We are pleased to share with you a recent publication in the Canadian Journal of Surgery. This publication is entitled "Not all total joint replacement patients are created equal: preoperative factors and length of stay in hospital."
Find the abstract below and click here to access the full-version of the article.
Winemaker M, Petruccelli D, Kabali C, de Beer J. Not All Total Joint Replacement Patients are Created Equal: Preoperative Factors and Length of Stay In-Hospital. Canadian Journal of Surgery 2015; 58(3): 160-6.
BACKGROUND: We conducted a cross-sectional study of primary total joint replacement (TJR) patients to determine predictors for prolonged length of stay (LOS) in hospital to identify patient characteristics that may inform resource allocation, accounting for patient complexity.
METHODS: Preoperative demographics, medical comorbidities and acute hospital LOS from a consecutive series of primary TJR patients from an academic arthroplasty centre were abstracted. We categorized patients as LOS of 3 or fewer days, 4 days, or 5 or more days to align results with varying LOS benchmarks. To identify predictors for LOS, we used a generalized logistic regression model fitted on an LOS ternary outcome, using LOS of 3 or fewer days as a reference category.
The sample included 1459 patients: 61.7% total knee and 38.3% total hip. Male sex was predictive of an LOS of 3 or fewer days (4 d: odds ratio [OR] 0.48, 95% confidence interval [CI] 0.364-0.631; ≥ 5 d: OR 0.57, 95% CI 0.435-0.758), as was current smoking status (4 d: OR 0.425, 95% CI 0.274-0.659; ≥ 5 d: OR 0.489, 95% CI 0.314-0.762).
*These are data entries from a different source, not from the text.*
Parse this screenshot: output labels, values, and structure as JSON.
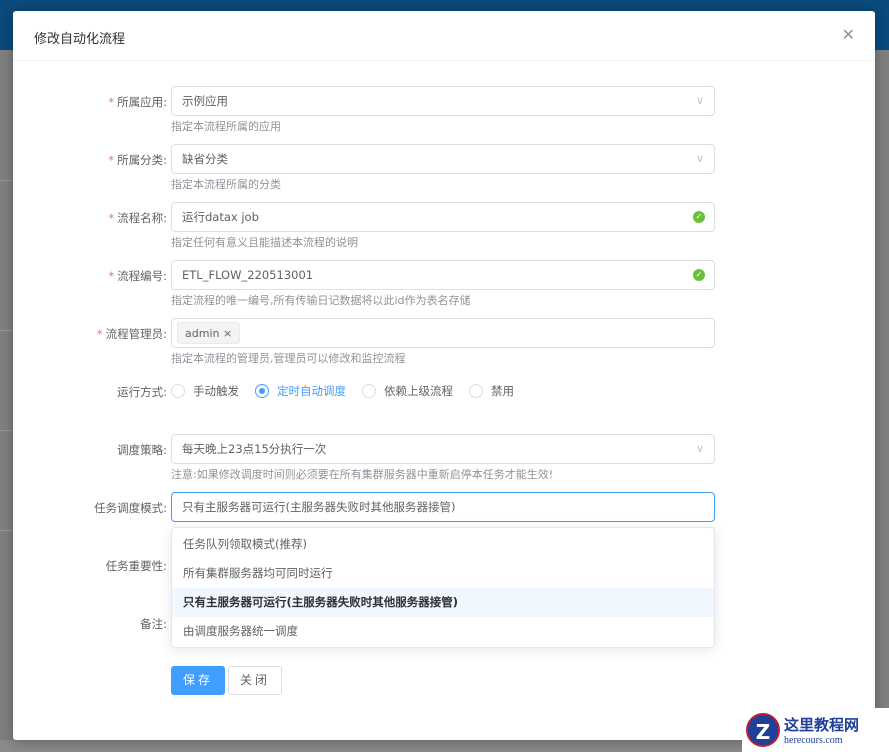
{
  "dialog": {
    "title": "修改自动化流程",
    "close_icon": "close-icon"
  },
  "form": {
    "app": {
      "label": "所属应用:",
      "value": "示例应用",
      "help": "指定本流程所属的应用"
    },
    "category": {
      "label": "所属分类:",
      "value": "缺省分类",
      "help": "指定本流程所属的分类"
    },
    "name": {
      "label": "流程名称:",
      "value": "运行datax job",
      "help": "指定任何有意义且能描述本流程的说明"
    },
    "code": {
      "label": "流程编号:",
      "value": "ETL_FLOW_220513001",
      "help": "指定流程的唯一编号,所有传输日记数据将以此id作为表名存储"
    },
    "managers": {
      "label": "流程管理员:",
      "tags": [
        "admin"
      ],
      "help": "指定本流程的管理员,管理员可以修改和监控流程"
    },
    "run_mode": {
      "label": "运行方式:",
      "options": [
        "手动触发",
        "定时自动调度",
        "依赖上级流程",
        "禁用"
      ],
      "selected": "定时自动调度"
    },
    "strategy": {
      "label": "调度策略:",
      "value": "每天晚上23点15分执行一次",
      "help": "注意:如果修改调度时间则必须要在所有集群服务器中重新启停本任务才能生效!"
    },
    "dispatch_mode": {
      "label": "任务调度模式:",
      "value": "只有主服务器可运行(主服务器失败时其他服务器接管)",
      "options": [
        "任务队列领取模式(推荐)",
        "所有集群服务器均可同时运行",
        "只有主服务器可运行(主服务器失败时其他服务器接管)",
        "由调度服务器统一调度"
      ]
    },
    "importance": {
      "label": "任务重要性:"
    },
    "remarks": {
      "label": "备注:"
    }
  },
  "buttons": {
    "save": "保存",
    "close": "关闭"
  },
  "watermark": {
    "title": "这里教程网",
    "url": "herecours.com"
  },
  "colors": {
    "primary": "#409eff",
    "success": "#67c23a",
    "required": "#f56c6c",
    "topbar": "#0a4a7c"
  }
}
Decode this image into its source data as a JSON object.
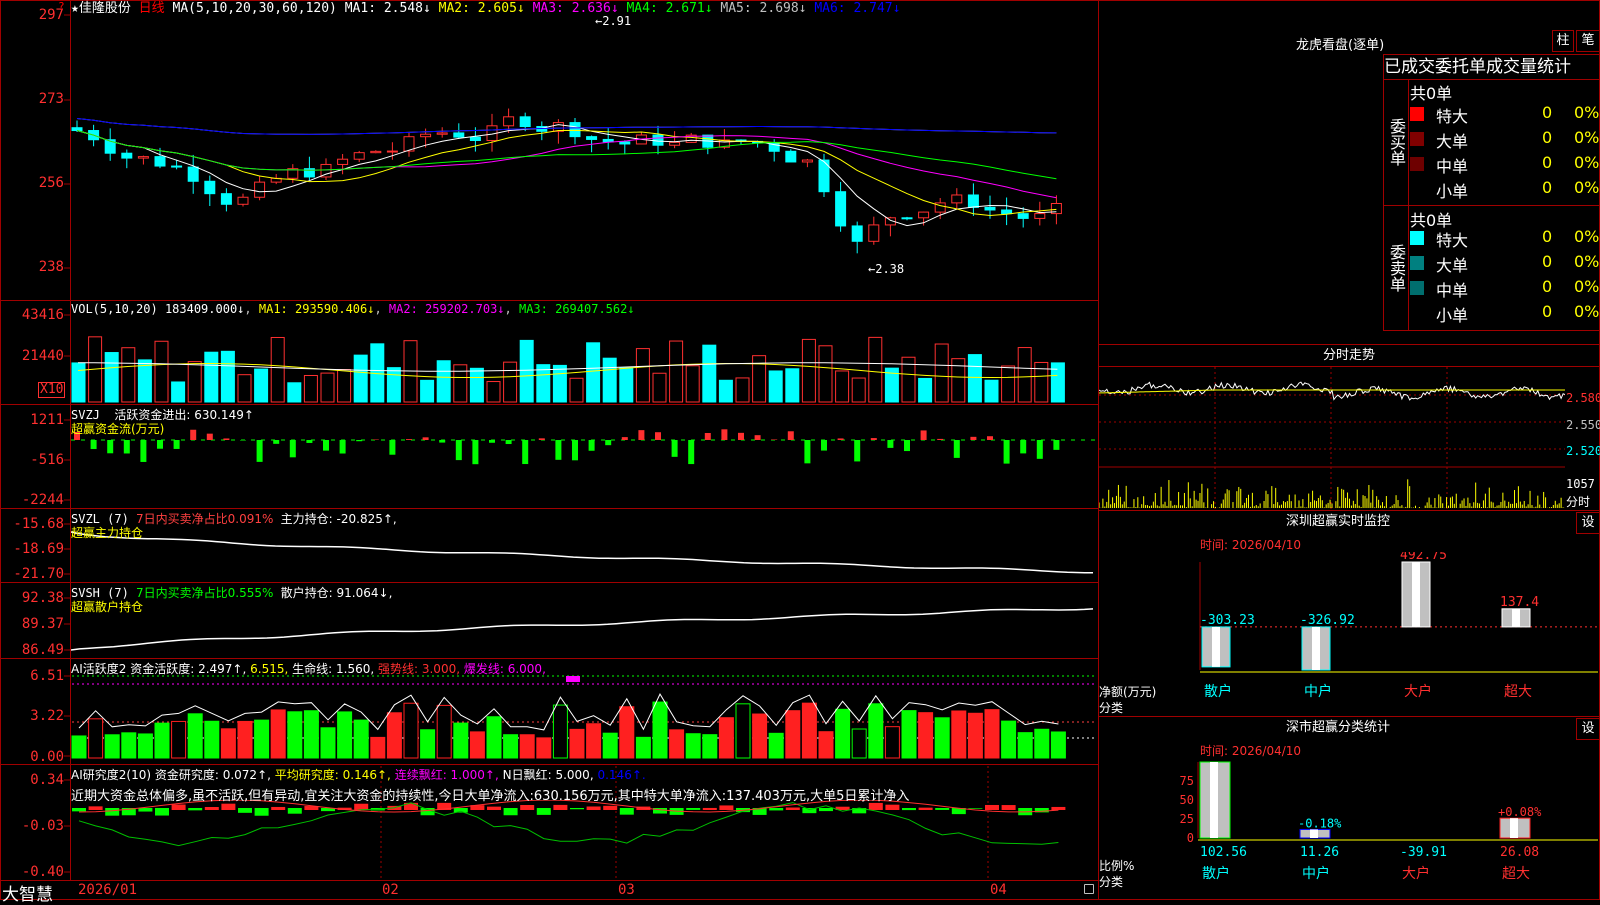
{
  "kchart": {
    "star": "★",
    "stock_name": "佳隆股份",
    "period": "日线",
    "ma_spec": "MA(5,10,20,30,60,120)",
    "ma": [
      {
        "label": "MA1: 2.548↓",
        "color": "#ffffff"
      },
      {
        "label": "MA2: 2.605↓",
        "color": "#ffff00"
      },
      {
        "label": "MA3: 2.636↓",
        "color": "#ff00ff"
      },
      {
        "label": "MA4: 2.671↓",
        "color": "#00ff00"
      },
      {
        "label": "MA5: 2.698↓",
        "color": "#c0c0c0"
      },
      {
        "label": "MA6: 2.747↓",
        "color": "#0000ff"
      }
    ],
    "y_labels": [
      "297",
      "273",
      "256",
      "238"
    ],
    "high_label": "2.91",
    "low_label": "2.38"
  },
  "vol": {
    "title": "VOL(5,10,20)",
    "value": "183409.000↓",
    "ma1": "MA1: 293590.406↓",
    "ma2": "MA2: 259202.703↓",
    "ma3": "MA3: 269407.562↓",
    "y_labels": [
      "43416",
      "21440"
    ],
    "unit": "X10"
  },
  "svzj": {
    "title": "SVZJ",
    "value": "活跃资金进出: 630.149↑",
    "subtitle": "超赢资金流(万元)",
    "y_labels": [
      "1211",
      "-516",
      "-2244"
    ]
  },
  "svzl": {
    "title": "SVZL (7)",
    "ratio": "7日内买卖净占比0.091%",
    "hold": "主力持仓: -20.825↑,",
    "subtitle": "超赢主力持仓",
    "y_labels": [
      "-15.68",
      "-18.69",
      "-21.70"
    ]
  },
  "svsh": {
    "title": "SVSH (7)",
    "ratio": "7日内买卖净占比0.555%",
    "hold": "散户持仓: 91.064↓,",
    "subtitle": "超赢散户持仓",
    "y_labels": [
      "92.38",
      "89.37",
      "86.49"
    ]
  },
  "ai_active": {
    "title": "AI活跃度2",
    "degree": "资金活跃度: 2.497↑,",
    "v2": "6.515,",
    "life": "生命线: 1.560,",
    "strong": "强势线: 3.000,",
    "burst": "爆发线: 6.000,",
    "y_labels": [
      "6.51",
      "3.22",
      "0.00"
    ]
  },
  "ai_research": {
    "title": "AI研究度2(10)",
    "research": "资金研究度: 0.072↑,",
    "avg": "平均研究度: 0.146↑,",
    "red": "连续飘红: 1.000↑,",
    "n_red": "N日飘红: 5.000,",
    "last": "0.146↑.",
    "commentary": "近期大资金总体偏多,虽不活跃,但有异动,宜关注大资金的持续性,今日大单净流入:630.156万元,其中特大单净流入:137.403万元,大单5日累计净入",
    "y_labels": [
      "0.34",
      "-0.03",
      "-0.40"
    ]
  },
  "bottom": {
    "brand": "大智慧",
    "dates": [
      "2026/01",
      "02",
      "03",
      "04"
    ]
  },
  "right": {
    "longhu_title": "龙虎看盘(逐单)",
    "btn_zhu": "柱",
    "btn_bi": "笔",
    "stats_header": "已成交委托单成交量统计",
    "buy": {
      "total": "共0单",
      "side_label": "委买单",
      "rows": [
        {
          "color": "#ff0000",
          "name": "特大",
          "count": "0",
          "pct": "0%"
        },
        {
          "color": "#800000",
          "name": "大单",
          "count": "0",
          "pct": "0%"
        },
        {
          "color": "#6e0000",
          "name": "中单",
          "count": "0",
          "pct": "0%"
        },
        {
          "color": "#000000",
          "name": "小单",
          "count": "0",
          "pct": "0%"
        }
      ]
    },
    "sell": {
      "total": "共0单",
      "side_label": "委卖单",
      "rows": [
        {
          "color": "#00ffff",
          "name": "特大",
          "count": "0",
          "pct": "0%"
        },
        {
          "color": "#008080",
          "name": "大单",
          "count": "0",
          "pct": "0%"
        },
        {
          "color": "#006e6e",
          "name": "中单",
          "count": "0",
          "pct": "0%"
        },
        {
          "color": "#000000",
          "name": "小单",
          "count": "0",
          "pct": "0%"
        }
      ]
    },
    "intraday": {
      "title": "分时走势",
      "y_labels": [
        "2.580",
        "2.550",
        "2.520"
      ],
      "vol_label": "1057",
      "vol_unit": "分时"
    },
    "sz_monitor": {
      "title": "深圳超赢实时监控",
      "btn": "设",
      "time": "时间: 2026/04/10",
      "y_labels": [
        "492.75",
        "219.53",
        "-53.7",
        "-326.92"
      ],
      "left_label_1": "净额(万元)",
      "left_label_2": "分类",
      "bar_values": [
        "-303.23",
        "-326.92",
        "492.75",
        "137.4"
      ],
      "categories": [
        "散户",
        "中户",
        "大户",
        "超大"
      ]
    },
    "sz_class": {
      "title": "深市超赢分类统计",
      "btn": "设",
      "time": "时间: 2026/04/10",
      "y_labels": [
        "75",
        "50",
        "25",
        "0"
      ],
      "left_label_1": "比例%",
      "left_label_2": "分类",
      "bar_values": [
        "102.56",
        "11.26",
        "-39.91",
        "26.08"
      ],
      "top_labels": [
        "",
        "-0.18%",
        "",
        "+0.08%"
      ],
      "categories": [
        "散户",
        "中户",
        "大户",
        "超大"
      ]
    }
  },
  "chart_data": [
    {
      "type": "bar",
      "title": "深圳超赢实时监控",
      "categories": [
        "散户",
        "中户",
        "大户",
        "超大"
      ],
      "values": [
        -303.23,
        -326.92,
        492.75,
        137.4
      ],
      "ylabel": "净额(万元)",
      "ylim": [
        -326.92,
        492.75
      ]
    },
    {
      "type": "bar",
      "title": "深市超赢分类统计",
      "categories": [
        "散户",
        "中户",
        "大户",
        "超大"
      ],
      "values": [
        102.56,
        11.26,
        -39.91,
        26.08
      ],
      "ylabel": "比例%",
      "ylim": [
        0,
        100
      ]
    }
  ]
}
Strong predictors of prolonged LOS included total hip versus total knee arthroplasty, age 75 years or older, American Society of Anesthesiologists classification of 3 and 4 and number of cardiovascular comorbidities.
CONCLUSION: Not all patients undergoing TJR are equal. The goal should be individual patient-focused care rather than a predetermined LOS that is not achievable for all patients. Hospital resource planning must account for patient complexity when planning future bed management.